The problem with Sanders’s argument, as a killer, is that he has to finger too many culprits. He lays the blame for the national crisis in literacy as much on the decline in the quality time parents spend with their children as on the video input that has filled the vacuum. Young gangsters, he notes, not only are addicted to images but also come from impoverished, unstable homes. So are we facing a technoapocalypse, or is it plain old-fashioned social dysfunction? Every mother I know restricts her children’s TV intake and sows resistance to it by encouraging reading. Like the readers of this essay, my friends and I belong to that class of well-educated “symbolic analysts” which Labor Secretary Robert Reich believes is inheriting the earth. Sanders’s generalizations about “young people today” apply only to the segment of the population (admittedly a large one) that lacks the money or the leisure to inoculate its children against the worst ravages of electronic media. What he describes as the self-immolation of civilization is in fact only a partitioning; and the irony of this partitioning is that those with the greatest access to information are the ones least tethered by the wires that bring it.
ANYONE WITH A TASTE
for such ironies will enjoy Nicholas Negroponte’s
Being Digital
, a guide to Tomorrowland for those who believe that technology has created no problems that better technology can’t fix. Negroponte is the director of the Media Lab at M.I.T., and
Being Digital
is a compilation of his monthly columns in
Wired
magazine, the graphically adventurous “bible” (as I’ve seen it called) of the cyberworld.
Wired
attempts to celebrate the in-ness of the in crowd while leaving the door open for newcomers, and it manages the trick by selling both vision and inside dope. Negroponte’s specialty is vision. He’s the in-house oracle.
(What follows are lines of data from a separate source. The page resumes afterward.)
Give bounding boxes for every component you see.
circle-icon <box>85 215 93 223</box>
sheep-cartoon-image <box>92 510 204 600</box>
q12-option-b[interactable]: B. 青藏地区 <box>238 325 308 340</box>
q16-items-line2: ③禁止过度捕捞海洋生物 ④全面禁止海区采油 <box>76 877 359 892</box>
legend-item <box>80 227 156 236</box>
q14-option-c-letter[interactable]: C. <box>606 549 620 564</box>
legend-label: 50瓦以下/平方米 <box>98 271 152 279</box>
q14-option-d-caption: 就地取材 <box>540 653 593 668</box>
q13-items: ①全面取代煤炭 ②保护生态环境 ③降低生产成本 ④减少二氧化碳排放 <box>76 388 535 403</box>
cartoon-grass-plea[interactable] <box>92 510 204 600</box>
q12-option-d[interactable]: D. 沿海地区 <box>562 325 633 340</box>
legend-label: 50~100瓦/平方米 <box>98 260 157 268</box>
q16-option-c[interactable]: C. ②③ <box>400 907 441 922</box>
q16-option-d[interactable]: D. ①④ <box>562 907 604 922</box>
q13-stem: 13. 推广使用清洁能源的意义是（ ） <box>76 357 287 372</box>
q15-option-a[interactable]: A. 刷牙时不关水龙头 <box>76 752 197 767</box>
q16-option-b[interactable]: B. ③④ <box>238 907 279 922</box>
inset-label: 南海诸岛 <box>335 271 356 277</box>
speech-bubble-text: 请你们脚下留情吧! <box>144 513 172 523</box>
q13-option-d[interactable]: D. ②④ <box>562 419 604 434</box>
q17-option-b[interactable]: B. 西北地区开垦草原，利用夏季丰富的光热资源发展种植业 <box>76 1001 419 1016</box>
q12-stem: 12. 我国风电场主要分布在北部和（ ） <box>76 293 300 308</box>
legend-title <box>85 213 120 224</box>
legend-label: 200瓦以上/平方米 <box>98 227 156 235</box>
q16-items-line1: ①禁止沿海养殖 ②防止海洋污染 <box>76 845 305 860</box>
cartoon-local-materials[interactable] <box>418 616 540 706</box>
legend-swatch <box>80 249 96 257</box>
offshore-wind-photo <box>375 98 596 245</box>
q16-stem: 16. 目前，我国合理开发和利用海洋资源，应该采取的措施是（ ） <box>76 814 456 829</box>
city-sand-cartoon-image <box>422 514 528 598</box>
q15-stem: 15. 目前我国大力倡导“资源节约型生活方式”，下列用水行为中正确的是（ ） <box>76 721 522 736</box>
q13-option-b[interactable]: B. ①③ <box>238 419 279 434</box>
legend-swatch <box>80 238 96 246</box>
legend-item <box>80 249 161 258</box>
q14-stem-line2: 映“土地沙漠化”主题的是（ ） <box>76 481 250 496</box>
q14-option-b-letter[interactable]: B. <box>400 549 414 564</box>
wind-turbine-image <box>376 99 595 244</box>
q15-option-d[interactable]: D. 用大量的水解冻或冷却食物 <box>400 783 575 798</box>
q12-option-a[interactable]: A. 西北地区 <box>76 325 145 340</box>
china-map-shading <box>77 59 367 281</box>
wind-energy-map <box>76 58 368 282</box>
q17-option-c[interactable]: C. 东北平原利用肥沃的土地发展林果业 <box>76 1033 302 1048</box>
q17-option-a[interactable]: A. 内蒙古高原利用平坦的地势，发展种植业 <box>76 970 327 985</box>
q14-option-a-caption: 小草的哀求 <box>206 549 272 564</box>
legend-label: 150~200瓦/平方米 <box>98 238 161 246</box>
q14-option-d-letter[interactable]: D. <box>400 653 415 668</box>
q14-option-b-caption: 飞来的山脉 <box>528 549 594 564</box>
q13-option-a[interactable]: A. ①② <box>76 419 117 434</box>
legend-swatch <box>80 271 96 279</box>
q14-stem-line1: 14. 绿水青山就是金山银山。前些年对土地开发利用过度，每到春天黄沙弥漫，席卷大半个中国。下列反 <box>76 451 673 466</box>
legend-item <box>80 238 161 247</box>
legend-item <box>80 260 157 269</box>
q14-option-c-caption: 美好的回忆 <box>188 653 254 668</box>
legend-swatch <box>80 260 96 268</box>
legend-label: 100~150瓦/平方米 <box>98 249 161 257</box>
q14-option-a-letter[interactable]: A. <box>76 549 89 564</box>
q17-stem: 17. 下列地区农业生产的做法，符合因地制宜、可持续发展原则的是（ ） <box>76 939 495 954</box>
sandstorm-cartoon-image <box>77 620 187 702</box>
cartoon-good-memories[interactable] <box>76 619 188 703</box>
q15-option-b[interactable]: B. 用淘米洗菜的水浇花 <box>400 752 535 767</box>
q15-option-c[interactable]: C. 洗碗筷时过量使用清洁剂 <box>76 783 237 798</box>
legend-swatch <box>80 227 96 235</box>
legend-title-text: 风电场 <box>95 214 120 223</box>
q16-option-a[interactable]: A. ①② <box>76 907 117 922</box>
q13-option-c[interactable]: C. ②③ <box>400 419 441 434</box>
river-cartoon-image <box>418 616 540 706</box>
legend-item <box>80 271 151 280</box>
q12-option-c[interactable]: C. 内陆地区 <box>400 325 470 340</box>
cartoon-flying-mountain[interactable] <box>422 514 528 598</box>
Leaders of government and industry flock to Negroponte for advice, and as a consequence, much of
Being Digital
is about (how else to put it?) resource allocation. Should developers of virtual-reality equipment spend their finite computing power on heightening video resolution, or on improving the equipment’s reaction time to a user’s head and neck movements? Go with the speed, says Negroponte. Should Wall Street invest in high-volume electronic pipelines or in TV technology that uses existing pipelines more efficiently? Go with the smart, small machine, says Negroponte.
Perhaps because the title
Being Digital
seems to promise the articulation of a new way of being human, it took me a while to realize that the book is not about the transformation of a culture but about money. The first question Negroponte asks of a development like virtual reality is whether there’s a market for it. If a market exists, someone will inevitably exploit it, and so it’s pointless to ask “Do we need this?” or “How might it harm us?”